The "challenge" of these researchers is now to "produce these antibodies on a large scale, through a vaccine" that can be effective against all strains of the virus, said Rafael Delgado, head of the microbiology department of this hospital. According to Rafael Delgado, the difficulty lies in the fact that the Ebola virus protects itself with carapaceous proteins and exposes its vulnerable areas for a short time, which complicates the action of the immune system.

»READ ALSO – Ebola: WHO prepares for" worst-case scenario "

The microbiologist has indicated that he hopes to see results from tests in mice by one year from now. An experimental vaccine, with the technical name rVSVSV-ZEBOV, has already been developed as a result of the worst Ebola epidemic, the most violent in history, that hit West Africa between late 2013 and 2016, causing more than 11,300 deaths.

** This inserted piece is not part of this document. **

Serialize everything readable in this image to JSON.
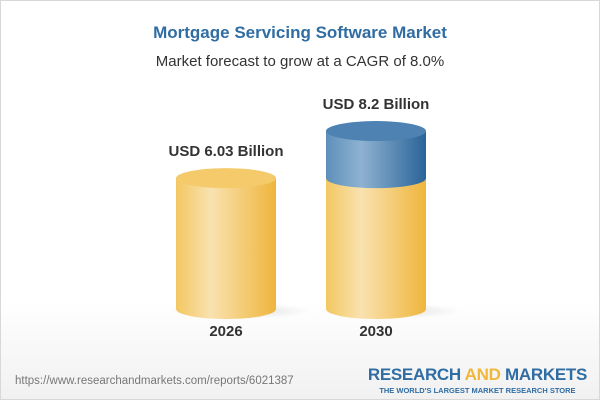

Administered in May in the DRC, this vaccine, developed by the Public Health Agency of Canada – licensed by NewLink Genetics who in turn licensed it to Merck & Co group – was considered "very effective" by the World Health Organization (WHO) but it is only against the strain Zaire. The US Johnson & Johnson laboratory is developing an experimental vaccine against two strains

In 2014, Spain recorded the first contaminated person outside Africa. Teresa Romero, a caregiver, contracted hemorrhagic fever in Spain, caring in a Madrilenian hospital for a missionary who had repatriated from Sierra Leone and died of the disease.